CQUIN’s Maternal and Child Health (MCH) stream of work is focused on integrating MCH services into HIV services.

CQUIN promotes the design, implementation, and scale-up of differentiated service delivery (DSD) models that respond to the maternal health needs and preferences of women who move between many DSD points along the course of pregnancy, including postnatal and early child follow-up with evolving needs throughout their reproductive life course.

Community of Practice

Launched in 2021, the maternal and child health CoP focuses on ensuring the integration of services to optimize care for pregnant and breastfeeding mothers enrolled in DSD programs.

The CQUIN MCH CoP has hosted meetings and webinars to discuss integrating maternal child health interventions into current DSD platforms for HIV service delivery. Participating countries have shared country-based models that integrate essential components of care for women living with HIV, such as family planning and postnatal follow-up, into DSD models with particular focus and attention on essential components of care for women living with HIV, including nonpregnant women enrolled in DART models, women newly starting ART during pregnancy, women already on ART who become pregnant, and postnatal HIV-infected women and their infants.

Dr. Rachel Mudekereza (CQUIN Senior Regional Advisor for West and Central Africa) and Dr. Rudo Kuwengwa (CQUIN Regional Clinical Advisor) are the CQUIN MCH technical leads supported by and Ms. Léocadie Koffi (Project Operations Coordinator).

Activities

The MCH CoP theory of change prioritizes working with partners and recipients of care as peers and co-practitioners to accelerate the delivery of quality services at scale by exchanging best practices related to DSD for women living with HIV. To that end, CQUIN has identified opportunities to co-create resources and strengthen networks of practitioners and policymakers to promote ongoing cross-country learning.
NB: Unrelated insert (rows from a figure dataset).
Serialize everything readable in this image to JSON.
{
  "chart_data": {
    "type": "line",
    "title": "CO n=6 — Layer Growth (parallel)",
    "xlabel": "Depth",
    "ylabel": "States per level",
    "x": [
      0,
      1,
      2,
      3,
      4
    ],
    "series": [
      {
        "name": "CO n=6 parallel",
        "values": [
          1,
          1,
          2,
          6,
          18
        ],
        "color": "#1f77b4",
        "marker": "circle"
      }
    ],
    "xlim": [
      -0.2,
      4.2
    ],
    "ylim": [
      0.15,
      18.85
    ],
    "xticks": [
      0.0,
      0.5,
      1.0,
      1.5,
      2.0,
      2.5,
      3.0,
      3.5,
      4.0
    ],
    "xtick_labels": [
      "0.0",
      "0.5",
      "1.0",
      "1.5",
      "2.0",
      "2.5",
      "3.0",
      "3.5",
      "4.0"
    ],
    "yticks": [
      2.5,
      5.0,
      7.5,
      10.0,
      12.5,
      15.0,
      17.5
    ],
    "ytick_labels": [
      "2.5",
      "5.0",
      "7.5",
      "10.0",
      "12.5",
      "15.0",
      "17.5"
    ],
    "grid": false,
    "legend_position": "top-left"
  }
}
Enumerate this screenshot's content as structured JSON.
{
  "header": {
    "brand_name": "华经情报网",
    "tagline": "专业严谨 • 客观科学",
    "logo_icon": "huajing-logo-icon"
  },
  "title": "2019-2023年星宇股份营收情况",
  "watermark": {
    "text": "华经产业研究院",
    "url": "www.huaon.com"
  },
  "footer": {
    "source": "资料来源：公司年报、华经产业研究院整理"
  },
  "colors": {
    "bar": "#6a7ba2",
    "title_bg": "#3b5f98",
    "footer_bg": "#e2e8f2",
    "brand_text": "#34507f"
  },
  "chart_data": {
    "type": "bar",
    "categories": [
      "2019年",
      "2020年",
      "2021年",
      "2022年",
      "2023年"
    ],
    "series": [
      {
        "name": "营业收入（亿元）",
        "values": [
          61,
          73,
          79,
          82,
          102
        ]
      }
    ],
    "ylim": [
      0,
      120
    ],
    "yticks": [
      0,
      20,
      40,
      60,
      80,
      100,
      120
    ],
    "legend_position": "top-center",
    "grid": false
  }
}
Activities so far include:

  • Organizing a series of MCH brainstorming workshops in October 2020 to enable CQUIN country teams to develop plans to define optimal MCH models.
  • Hosting a 4-day virtual meeting in May 2021 focused on Leveraging the Lessons of Differentiated Service Delivery to Provide High-Quality Integrated Maternal and Child Health Services.
  • Convening an IAS satellite in July 2021 summarizing key issues related to differentiated MCH and HIV care, including a debate on optimal models for mother/baby pairs.
  • Launching quarterly calls in September 2021 to review country priorities and activities related to DSD for MCH.
  • Facilitating a virtual country-to-country exchange of best practices, resources, and tools in May 2022, connecting health care providers with donors and technical assistance partners.
  • Rolling out a literature review on FP/HIV integration and integrating FP into less intensive DSD models followed by a rapid assessment survey of FP/HIV integration in CQUIN member countries, including key informant interviews in three selected countries.
  • Facilitating three country-to-country learning exchange visits on FP/HIV integration.

HIV/FP integration-focused learning visits

In 2023, CQUIN supported a portfolio of activities, including enhanced country-to-country (C2C) learning exchanges to build the knowledge base about FP/HIV integration into less-intensive DSD treatment models. Rwanda and Mozambique with support from CQUIN, hosted the learning visits. Discussions centered on the status of FP/HIV integration in the context of differentiated treatment models within visiting and the host countries, the exchange of best practices, identification of barriers and challenges, and discussions on how the CQUIN network can facilitate the scale-up of FP/HIV services that meet the needs and expectations of women living with HIV.

CQUIN’s 2020 Workshops

At the end of October 2020, CQUIN hosted multi-country discussions on differentiated MCH services ahead of the launch of its differentiated MCH community of practice. When CQUIN network members expressed interest in discussing the role of maternal and child health services in contributing to the last mile, CQUIN led a series of formative workshops that helped determine and set the premise for countries in the network to prioritize differentiated MCH services. 

The workshop covered the following:

  • Overview of the gaps in MTCT (getting to the last mile), discussions on opportunities for integrated service delivery and promising practices and COVID-19 implications (ICAP/WHO/UNICEF or UNAIDS)
  • Updates from each CQUIN country team
  • Guided discussions by a CQUIN/MCH Facilitator; participation from recipients of care
  • Summary /Call to action in preparation for the larger Differentiated MCH meeting in 2021.